这成功所引发的‘变量’与‘因果’,以及项少龙对‘仙秦’,对他嬴政产生的更深的敬畏与依赖,形成了一种特殊的精神能量反馈,被龙珠捕获。
“看来,你的动作比朕预想的要快。”嬴政的嘴角勾起一抹几不可查的弧度。
这证明了他的判断没错,项少龙确实是那个世界最佳的代理人选,也证明了,通过影响诸天关键人物,攫取世界本源气运的路径,是可行的。
虽然这缕反馈能量极其微弱,对于现在的龙珠和他的修为而言,几乎是杯水车薪。
但其像征意义远大于实际价值。
这是一条活水,一个证明,预示着未来将有更多、更磅礴的能量从各个被征服、被影响的世界汇聚而来。
他尝试着将心神更深入地探向那个光点,想要获取更清淅的信息。但距离太过遥远,且是单向的被动接收,他无法看到具体发生了什么。
只能模糊地感知到,那缕回响中蕴含的‘坚毅’、‘破局’以及一丝‘希望’,乃至‘寄托’。
“是凭借那些练兵法在军中站稳了脚跟?还是利用农具或炼铁术获得了赏识?”嬴政推测着。
无论如何,这是一个良好的开端。
他收敛心神,不再纠结于具体细节。
为君者,只需把握大势,确定方向,具体的执行,自有臣子与棋子去完成。
他只需要确保,这些执行者始终在他的掌控之下,并且他们的成功,最终都会反哺于他,反哺于大秦。
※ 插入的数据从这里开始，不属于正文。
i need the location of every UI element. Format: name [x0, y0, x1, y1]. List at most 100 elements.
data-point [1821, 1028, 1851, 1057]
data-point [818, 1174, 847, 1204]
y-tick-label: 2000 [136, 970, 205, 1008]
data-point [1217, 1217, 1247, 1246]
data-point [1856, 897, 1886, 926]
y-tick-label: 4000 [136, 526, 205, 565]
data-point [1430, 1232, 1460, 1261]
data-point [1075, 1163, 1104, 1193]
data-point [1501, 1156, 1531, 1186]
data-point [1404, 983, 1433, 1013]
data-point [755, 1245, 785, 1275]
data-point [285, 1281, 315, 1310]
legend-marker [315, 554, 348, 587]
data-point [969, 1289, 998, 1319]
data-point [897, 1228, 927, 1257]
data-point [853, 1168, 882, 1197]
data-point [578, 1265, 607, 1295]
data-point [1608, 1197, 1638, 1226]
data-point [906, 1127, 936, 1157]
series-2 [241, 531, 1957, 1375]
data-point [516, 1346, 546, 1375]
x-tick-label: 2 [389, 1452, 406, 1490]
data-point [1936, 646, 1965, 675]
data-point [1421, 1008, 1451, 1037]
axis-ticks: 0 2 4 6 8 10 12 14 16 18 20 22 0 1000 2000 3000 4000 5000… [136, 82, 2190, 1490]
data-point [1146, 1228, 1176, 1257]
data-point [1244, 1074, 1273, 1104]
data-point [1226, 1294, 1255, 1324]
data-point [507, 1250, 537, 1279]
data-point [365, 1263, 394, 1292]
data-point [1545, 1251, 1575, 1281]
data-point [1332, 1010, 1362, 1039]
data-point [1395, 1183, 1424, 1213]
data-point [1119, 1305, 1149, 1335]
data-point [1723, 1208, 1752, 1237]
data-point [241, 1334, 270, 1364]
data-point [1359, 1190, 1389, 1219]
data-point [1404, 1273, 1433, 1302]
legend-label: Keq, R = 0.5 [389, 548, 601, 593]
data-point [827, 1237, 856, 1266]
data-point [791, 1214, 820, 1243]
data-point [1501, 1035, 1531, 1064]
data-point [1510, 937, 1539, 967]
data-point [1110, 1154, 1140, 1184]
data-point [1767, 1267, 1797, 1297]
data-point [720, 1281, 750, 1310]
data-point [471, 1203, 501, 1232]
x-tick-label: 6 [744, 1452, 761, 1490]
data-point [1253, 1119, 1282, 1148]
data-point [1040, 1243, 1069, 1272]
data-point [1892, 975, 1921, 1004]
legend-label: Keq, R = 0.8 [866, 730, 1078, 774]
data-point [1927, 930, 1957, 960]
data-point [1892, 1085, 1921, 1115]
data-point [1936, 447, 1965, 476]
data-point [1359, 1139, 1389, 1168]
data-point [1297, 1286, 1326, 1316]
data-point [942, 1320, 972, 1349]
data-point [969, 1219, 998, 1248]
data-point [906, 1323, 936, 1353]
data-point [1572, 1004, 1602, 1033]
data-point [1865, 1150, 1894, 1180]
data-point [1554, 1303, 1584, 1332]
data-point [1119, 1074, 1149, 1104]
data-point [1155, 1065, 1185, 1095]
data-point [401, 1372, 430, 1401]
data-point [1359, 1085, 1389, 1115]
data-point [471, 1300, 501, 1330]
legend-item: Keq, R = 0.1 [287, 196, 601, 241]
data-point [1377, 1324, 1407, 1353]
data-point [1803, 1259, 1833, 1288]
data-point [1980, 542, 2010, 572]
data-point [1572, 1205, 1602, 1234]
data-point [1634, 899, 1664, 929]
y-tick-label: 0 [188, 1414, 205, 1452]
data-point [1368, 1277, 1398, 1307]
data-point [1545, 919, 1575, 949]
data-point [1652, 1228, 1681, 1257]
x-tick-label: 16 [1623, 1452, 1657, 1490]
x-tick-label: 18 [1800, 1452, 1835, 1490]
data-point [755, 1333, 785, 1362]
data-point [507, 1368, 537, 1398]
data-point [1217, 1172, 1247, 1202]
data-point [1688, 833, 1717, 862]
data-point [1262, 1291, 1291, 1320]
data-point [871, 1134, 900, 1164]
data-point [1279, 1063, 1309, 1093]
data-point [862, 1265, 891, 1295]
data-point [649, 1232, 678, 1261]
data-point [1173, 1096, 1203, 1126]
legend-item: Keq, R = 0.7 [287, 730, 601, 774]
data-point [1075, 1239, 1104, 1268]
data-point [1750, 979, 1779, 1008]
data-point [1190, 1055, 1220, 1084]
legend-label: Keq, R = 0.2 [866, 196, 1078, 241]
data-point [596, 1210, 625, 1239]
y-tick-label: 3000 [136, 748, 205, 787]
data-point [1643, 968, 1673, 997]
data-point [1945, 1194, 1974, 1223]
龙珠的这次异动,象是一剂强心针,让他对未来的诸天战略更加笃定。
他回到案几前,重新拿起刻刀,开始批阅那些关乎大秦国计的竹简。
他的动作沉稳而有力,目光锐利如鹰。
主世界的改革与诸天的布局,如同车之两轮,鸟之双翼,必须并驾齐驱。
经济之剑已开始铸造,而来自异世界的第一次能量反馈,也预示着征伐之剑,即将在更广阔的天地间出鞘。
咸阳宫外,天色大亮,新的一天已然开始。
而嬴政知道,属于他,属于仙秦的全新纪元,也正在这日复一日的政务、一次次的改革与一次次跨越世界的落子中,悄然加速降临。
他的征途,是星辰大海,是万界归一。
而这,仅仅是波澜壮阔的史诗,翻开的第二页。